Artists’ reception will be Friday, October 19 from 5–8 pm at Southside Gallery. The exhibition will be on display through October 27, 2018.
Blair Hobbs likes to find weird surprises in the mundane. Primarily, she finds bright oddities in plants, animals, and the human body. Each canvas is a box of assembled visual cues that form an imagined narrative, and many of those narratives range from bittersweet (or just bitter) to humorous. Each drawing is a paper cut-out glued or sewn to canvas. Other materials include acrylic paints, colored pencils, ink, mulberry papers, sequins, glitter, thread, gold dust, duct tape, candy wrappers, stolen placemats, and broken Christmas tree balls. Hobbs has an MFA in Poetry from the University of Michigan and teaches undergraduate Creative Writing at the University of Mississippi. She lives in Oxford, MS, with her husband, John T Edge and son, Jess.

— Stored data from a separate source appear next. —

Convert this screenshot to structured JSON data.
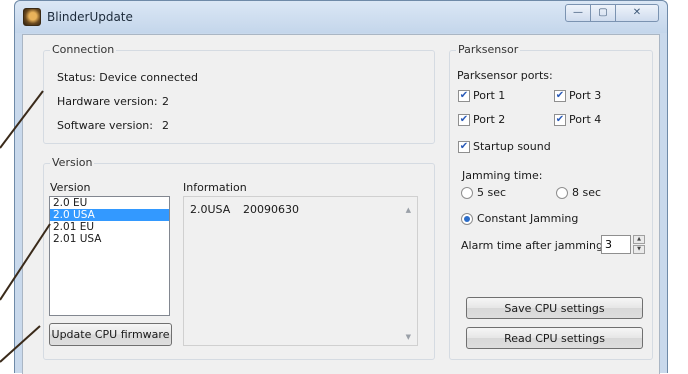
{
  "window": {
    "title": "BlinderUpdate",
    "minimize_label": "—",
    "maximize_label": "▢",
    "close_label": "✕"
  },
  "connection": {
    "title": "Connection",
    "status": "Status: Device connected",
    "hardware_label": "Hardware version:",
    "hardware_value": "2",
    "software_label": "Software version:",
    "software_value": "2"
  },
  "version": {
    "group_title": "Version",
    "list_header": "Version",
    "items": [
      "2.0 EU",
      "2.0 USA",
      "2.01 EU",
      "2.01 USA"
    ],
    "selected": "2.0 USA",
    "info_header": "Information",
    "info_name": "2.0USA",
    "info_date": "20090630",
    "update_button": "Update CPU firmware"
  },
  "parksensor": {
    "title": "Parksensor",
    "ports_label": "Parksensor ports:",
    "ports": [
      {
        "label": "Port 1",
        "checked": true
      },
      {
        "label": "Port 3",
        "checked": true
      },
      {
        "label": "Port 2",
        "checked": true
      },
      {
        "label": "Port 4",
        "checked": true
      }
    ],
    "startup_sound": {
      "label": "Startup sound",
      "checked": true
    },
    "jamming_label": "Jamming time:",
    "jamming_options": [
      {
        "label": "5 sec",
        "selected": false
      },
      {
        "label": "8 sec",
        "selected": false
      },
      {
        "label": "Constant Jamming",
        "selected": true
      }
    ],
    "alarm_label": "Alarm time after jamming:",
    "alarm_value": "3",
    "save_button": "Save CPU settings",
    "read_button": "Read CPU settings"
  },
  "colors": {
    "selection": "#3399ff",
    "callout_line": "#3a2a1a",
    "window_frame": "#c9d9ec"
  }
}
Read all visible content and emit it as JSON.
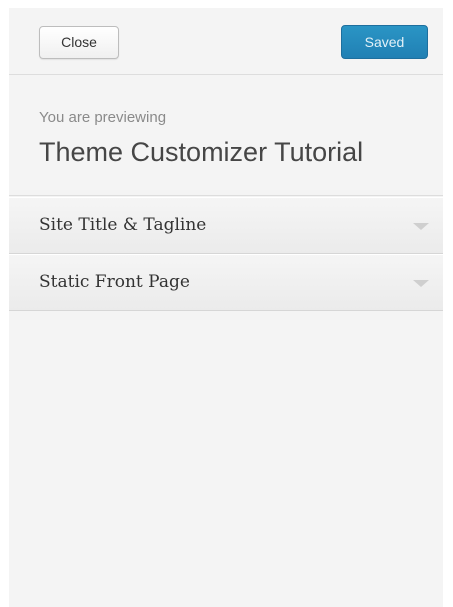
{
  "header": {
    "close_label": "Close",
    "saved_label": "Saved"
  },
  "info": {
    "previewing_label": "You are previewing",
    "theme_name": "Theme Customizer Tutorial"
  },
  "sections": [
    {
      "label": "Site Title & Tagline",
      "icon": "chevron-down-icon"
    },
    {
      "label": "Static Front Page",
      "icon": "chevron-down-icon"
    }
  ],
  "colors": {
    "primary_button": "#2a95c5",
    "panel_background": "#f4f4f4"
  }
}
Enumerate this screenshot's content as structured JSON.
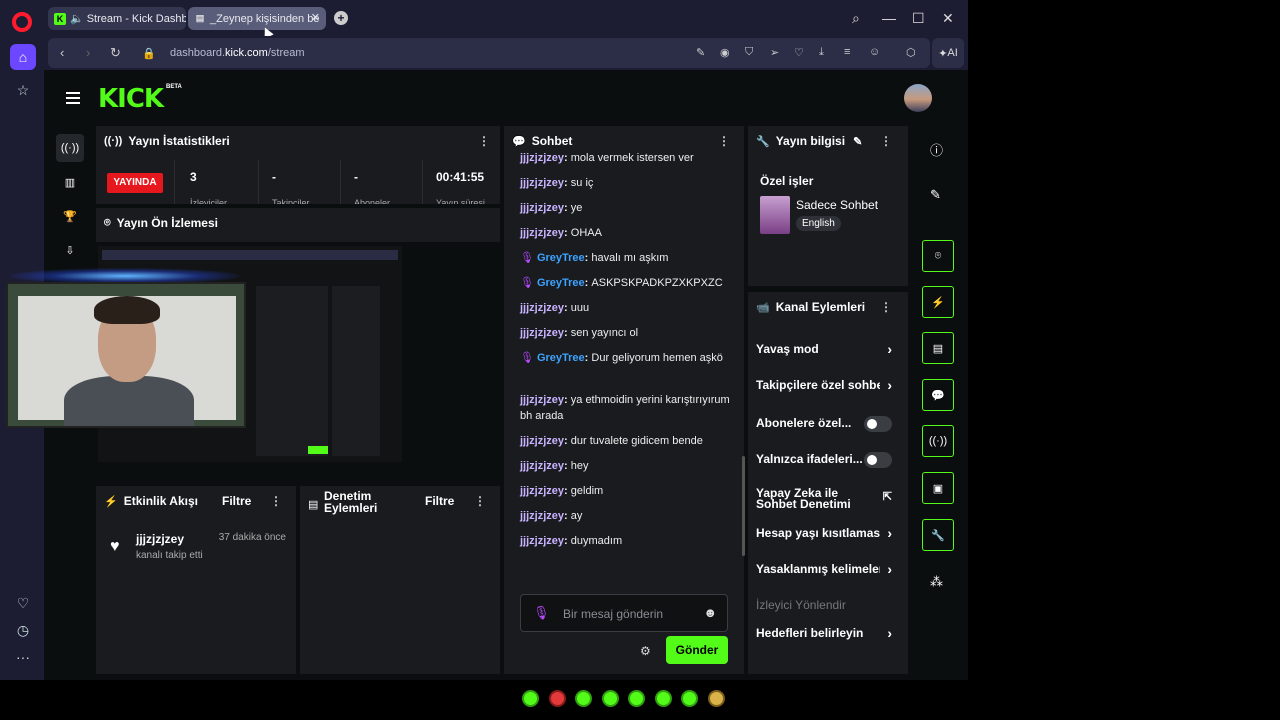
{
  "browser": {
    "tabs": [
      {
        "label": "Stream - Kick Dashboa",
        "favicon": "K"
      },
      {
        "label": "_Zeynep kişisinden be",
        "favicon": "▤"
      }
    ],
    "url_prefix": "dashboard.",
    "url_domain": "kick.com",
    "url_path": "/stream",
    "ai_label": "AI"
  },
  "header": {
    "logo": "KICK",
    "beta": "BETA"
  },
  "stats": {
    "title": "Yayın İstatistikleri",
    "live": "YAYINDA",
    "viewers": "3",
    "viewers_label": "İzleyiciler",
    "followers": "-",
    "followers_label": "Takipçiler",
    "subs": "-",
    "subs_label": "Aboneler",
    "duration": "00:41:55",
    "duration_label": "Yayın süresi"
  },
  "preview": {
    "title": "Yayın Ön İzlemesi"
  },
  "activity": {
    "title": "Etkinlik Akışı",
    "filter": "Filtre",
    "item_user": "jjjzjzjzey",
    "item_text": "kanalı takip etti",
    "item_time": "37 dakika önce"
  },
  "moderation": {
    "title_line1": "Denetim",
    "title_line2": "Eylemleri",
    "filter": "Filtre"
  },
  "chat": {
    "title": "Sohbet",
    "messages": [
      {
        "user": "jjjzjzjzey",
        "text": "mola vermek istersen ver",
        "mod": false
      },
      {
        "user": "jjjzjzjzey",
        "text": "su iç",
        "mod": false
      },
      {
        "user": "jjjzjzjzey",
        "text": "ye",
        "mod": false
      },
      {
        "user": "jjjzjzjzey",
        "text": "OHAA",
        "mod": false
      },
      {
        "user": "GreyTree",
        "text": "havalı mı aşkım",
        "mod": true
      },
      {
        "user": "GreyTree",
        "text": "ASKPSKPADKPZXKPXZC",
        "mod": true
      },
      {
        "user": "jjjzjzjzey",
        "text": "uuu",
        "mod": false
      },
      {
        "user": "jjjzjzjzey",
        "text": "sen yayıncı ol",
        "mod": false
      },
      {
        "user": "GreyTree",
        "text": "Dur geliyorum hemen aşkö",
        "mod": true
      },
      {
        "user": "jjjzjzjzey",
        "text": "ya ethmoidin yerini karıştırıyırum bh arada",
        "mod": false
      },
      {
        "user": "jjjzjzjzey",
        "text": "dur tuvalete gidicem bende",
        "mod": false
      },
      {
        "user": "jjjzjzjzey",
        "text": "hey",
        "mod": false
      },
      {
        "user": "jjjzjzjzey",
        "text": "geldim",
        "mod": false
      },
      {
        "user": "jjjzjzjzey",
        "text": "ay",
        "mod": false
      },
      {
        "user": "jjjzjzjzey",
        "text": "duymadım",
        "mod": false
      }
    ],
    "placeholder": "Bir mesaj gönderin",
    "send": "Gönder"
  },
  "info": {
    "title": "Yayın bilgisi",
    "section": "Özel işler",
    "category": "Sadece Sohbet",
    "language": "English"
  },
  "actions": {
    "title": "Kanal Eylemleri",
    "items": [
      {
        "label": "Yavaş mod",
        "kind": "chevron"
      },
      {
        "label": "Takipçilere özel sohbet",
        "kind": "chevron"
      },
      {
        "label": "Abonelere özel...",
        "kind": "toggle"
      },
      {
        "label": "Yalnızca ifadeleri...",
        "kind": "toggle"
      },
      {
        "label": "Yapay Zeka ile Sohbet Denetimi",
        "kind": "external"
      },
      {
        "label": "Hesap yaşı kısıtlaması",
        "kind": "chevron"
      },
      {
        "label": "Yasaklanmış kelimeler",
        "kind": "chevron"
      },
      {
        "label": "İzleyici Yönlendir",
        "kind": "disabled"
      },
      {
        "label": "Hedefleri belirleyin",
        "kind": "chevron"
      }
    ]
  },
  "colors": {
    "brand": "#53fc18",
    "live": "#e6171d",
    "mod_user": "#3da3ff",
    "user": "#c9b3ff"
  }
}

Adrienne Brown-David was born in St. Louis, MO. She began drawing at a very young age. Her passion for art was consistently nurtured by her family. She began taking extracurricular art classes at the age of 12. These classes consisted of everything from pottery to photography. For much of her life, graphite was the main focus of her art. After a brief stint at the School of the Art Institute of Chicago and a short return to St. Louis, Adrienne relocated to St. Croix, US Virgin Islands. It was here that she began to focus on painting and mixed media. Adrienne Brown-David currently works from her home studio in Water Valley, where she resides with her husband, Taariq and their four daughters.
Lee Harper, a self “described history nerd,” veers toward the macabre and obscure of human customs and stories. Using the skeletal form as the great equalizer along with a manipulation of the natural world, Harper playfully addresses death and mortality. Harper is an artist in Oxford, Mississipi and lives with her husband, son, dogs, cat and several chickens.
Jack Barbera came to Oxford in 1976 to work as an Assistant Professor in the Ole Miss English Department. In 1993 he began taking courses in the Art Department under Ron Dale. After retiring in 2011, he took another two semesters of ceramics at Ole Miss under Matt Long. Barbera has exhibited his work at Lafayette County Library, Oxford, Mississippi; Bozarts Gallery, Water Valley, MS; and Hickory Museum of Art, North Carolina.